Filippi syndrome is a rare disorder characterized by an abnormally small head
(microcephaly), a broad nasal base, and/or an unusual facial appearance. Symptoms
may include various limb malformations such as webbed fingers and toes (syndactyly),
permanently bent fingers (clinodactyly), and/or a single deep crease across the palms of
the hands (simian crease). In males, the sexual organs may be underdeveloped and the
testes may fail to normally descend into the scrotum (cryptorchidism). Intellectual
disability and speech impairment may be mild to severe. This disorder is thought to be
inherited as an autosomal recessive trait. (For more information on this disorder, choose
“Filippi” as your search term in the Rare Disease Database.)
Kabuki syndrome is a rare, multisystem disorder characterized by multiple abnormalities
including distinctive facial features, growth delays, varying degrees of intellectual
disability, skeletal abnormalities, and short stature. A wide variety of additional
symptoms affecting multiple different organ systems can potentially occur. The specific
symptoms associated with Kabuki syndrome can vary greatly from one person to
another. To date, mutation in one of two genes leads to Kabuki syndrome. The first gene
is KMT2D (formerly MLL2) and the second gene, which accounts for fewer cases of
Kabuki syndrome, is KDM6A. Clinical genetic testing is available for both genes. Kabuki
syndrome was first reported in the medical literature in 1981 by Japanese physicians.

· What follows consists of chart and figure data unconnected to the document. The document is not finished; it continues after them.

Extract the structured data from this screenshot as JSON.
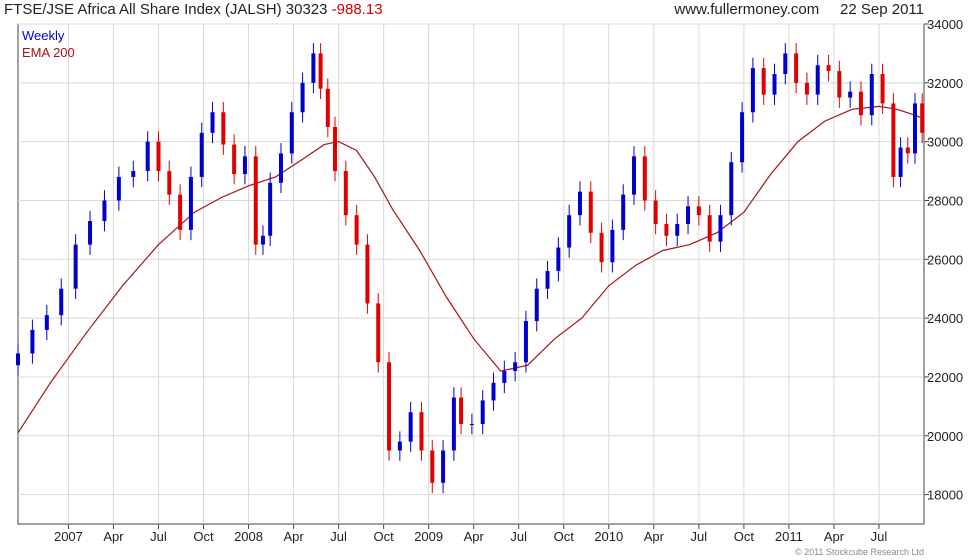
{
  "header": {
    "title": "FTSE/JSE Africa All Share Index (JALSH) 30323",
    "change": "-988.13",
    "website": "www.fullermoney.com",
    "date": "22 Sep 2011"
  },
  "legend": {
    "weekly": "Weekly",
    "ema": "EMA 200"
  },
  "credit": "© 2011 Stockcube Research Ltd",
  "colors": {
    "up": "#0000cc",
    "down": "#e00000",
    "ema": "#a31515",
    "grid": "#d8d8d8",
    "axis": "#444444"
  },
  "chart_data": {
    "type": "line",
    "title": "FTSE/JSE Africa All Share Index (JALSH) 30323",
    "xlabel": "",
    "ylabel": "",
    "ylim": [
      17000,
      34000
    ],
    "yticks": [
      18000,
      20000,
      22000,
      24000,
      26000,
      28000,
      30000,
      32000,
      34000
    ],
    "xtick_labels": [
      "2007",
      "Apr",
      "Jul",
      "Oct",
      "2008",
      "Apr",
      "Jul",
      "Oct",
      "2009",
      "Apr",
      "Jul",
      "Oct",
      "2010",
      "Apr",
      "Jul",
      "Oct",
      "2011",
      "Apr",
      "Jul"
    ],
    "x_range": [
      2006.72,
      2011.75
    ],
    "xtick_positions": [
      2007.0,
      2007.25,
      2007.5,
      2007.75,
      2008.0,
      2008.25,
      2008.5,
      2008.75,
      2009.0,
      2009.25,
      2009.5,
      2009.75,
      2010.0,
      2010.25,
      2010.5,
      2010.75,
      2011.0,
      2011.25,
      2011.5
    ],
    "grid": true,
    "legend_position": "top-left",
    "series": [
      {
        "name": "Weekly",
        "style": "candlestick",
        "x": [
          2006.72,
          2006.8,
          2006.88,
          2006.96,
          2007.04,
          2007.12,
          2007.2,
          2007.28,
          2007.36,
          2007.44,
          2007.5,
          2007.56,
          2007.62,
          2007.68,
          2007.74,
          2007.8,
          2007.86,
          2007.92,
          2007.98,
          2008.04,
          2008.08,
          2008.12,
          2008.18,
          2008.24,
          2008.3,
          2008.36,
          2008.4,
          2008.44,
          2008.48,
          2008.54,
          2008.6,
          2008.66,
          2008.72,
          2008.78,
          2008.84,
          2008.9,
          2008.96,
          2009.02,
          2009.08,
          2009.14,
          2009.18,
          2009.24,
          2009.3,
          2009.36,
          2009.42,
          2009.48,
          2009.54,
          2009.6,
          2009.66,
          2009.72,
          2009.78,
          2009.84,
          2009.9,
          2009.96,
          2010.02,
          2010.08,
          2010.14,
          2010.2,
          2010.26,
          2010.32,
          2010.38,
          2010.44,
          2010.5,
          2010.56,
          2010.62,
          2010.68,
          2010.74,
          2010.8,
          2010.86,
          2010.92,
          2010.98,
          2011.04,
          2011.1,
          2011.16,
          2011.22,
          2011.28,
          2011.34,
          2011.4,
          2011.46,
          2011.52,
          2011.58,
          2011.62,
          2011.66,
          2011.7,
          2011.74
        ],
        "close": [
          22800,
          23600,
          24100,
          25000,
          26500,
          27300,
          28000,
          28800,
          29000,
          30000,
          29000,
          28200,
          27000,
          28800,
          30300,
          31000,
          29900,
          28900,
          29500,
          26500,
          26800,
          28600,
          29600,
          31000,
          32000,
          33000,
          31800,
          30500,
          29000,
          27500,
          26500,
          24500,
          22500,
          19500,
          19800,
          20800,
          19500,
          18400,
          19500,
          21300,
          20400,
          20400,
          21200,
          21800,
          22200,
          22500,
          23900,
          25000,
          25600,
          26400,
          27500,
          28300,
          26900,
          25900,
          27000,
          28200,
          29500,
          28000,
          27200,
          26800,
          27200,
          27800,
          27500,
          26600,
          27500,
          29300,
          31000,
          32500,
          31600,
          32300,
          33000,
          32000,
          31600,
          32600,
          32400,
          31500,
          31700,
          30900,
          32300,
          31300,
          28800,
          29800,
          29600,
          31300,
          30300
        ],
        "open": [
          22400,
          22800,
          23600,
          24100,
          25000,
          26500,
          27300,
          28000,
          28800,
          29000,
          30000,
          29000,
          28200,
          27000,
          28800,
          30300,
          31000,
          29900,
          28900,
          29500,
          26500,
          26800,
          28600,
          29600,
          31000,
          32000,
          33000,
          31800,
          30500,
          29000,
          27500,
          26500,
          24500,
          22500,
          19500,
          19800,
          20800,
          19500,
          18400,
          19500,
          21300,
          20400,
          20400,
          21200,
          21800,
          22200,
          22500,
          23900,
          25000,
          25600,
          26400,
          27500,
          28300,
          26900,
          25900,
          27000,
          28200,
          29500,
          28000,
          27200,
          26800,
          27200,
          27800,
          27500,
          26600,
          27500,
          29300,
          31000,
          32500,
          31600,
          32300,
          33000,
          32000,
          31600,
          32600,
          32400,
          31500,
          31700,
          30900,
          32300,
          31300,
          28800,
          29800,
          29600,
          31300
        ]
      },
      {
        "name": "EMA 200",
        "style": "line",
        "x": [
          2006.72,
          2006.9,
          2007.1,
          2007.3,
          2007.5,
          2007.7,
          2007.85,
          2008.0,
          2008.15,
          2008.3,
          2008.42,
          2008.5,
          2008.6,
          2008.7,
          2008.8,
          2008.95,
          2009.1,
          2009.25,
          2009.4,
          2009.55,
          2009.7,
          2009.85,
          2010.0,
          2010.15,
          2010.3,
          2010.45,
          2010.6,
          2010.75,
          2010.9,
          2011.05,
          2011.2,
          2011.35,
          2011.5,
          2011.6,
          2011.7,
          2011.74
        ],
        "values": [
          20100,
          21800,
          23500,
          25100,
          26500,
          27600,
          28100,
          28500,
          28800,
          29400,
          29900,
          30000,
          29700,
          28800,
          27700,
          26300,
          24700,
          23300,
          22200,
          22400,
          23300,
          24000,
          25100,
          25800,
          26300,
          26500,
          26900,
          27600,
          28900,
          30000,
          30700,
          31100,
          31200,
          31100,
          30900,
          30800
        ]
      }
    ]
  }
}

The disorder was originally called Kabuki-makeup syndrome because the facial features
of many affected children resembled the makeup used by actors in kabuki, a form of
Japanese theater. The term “makeup” has since been dropped and the preferred term
for the disorder is Kabuki syndrome. (For more information on this disorder, choose
“Kabuki” as your search term in the Rare Disease Database.)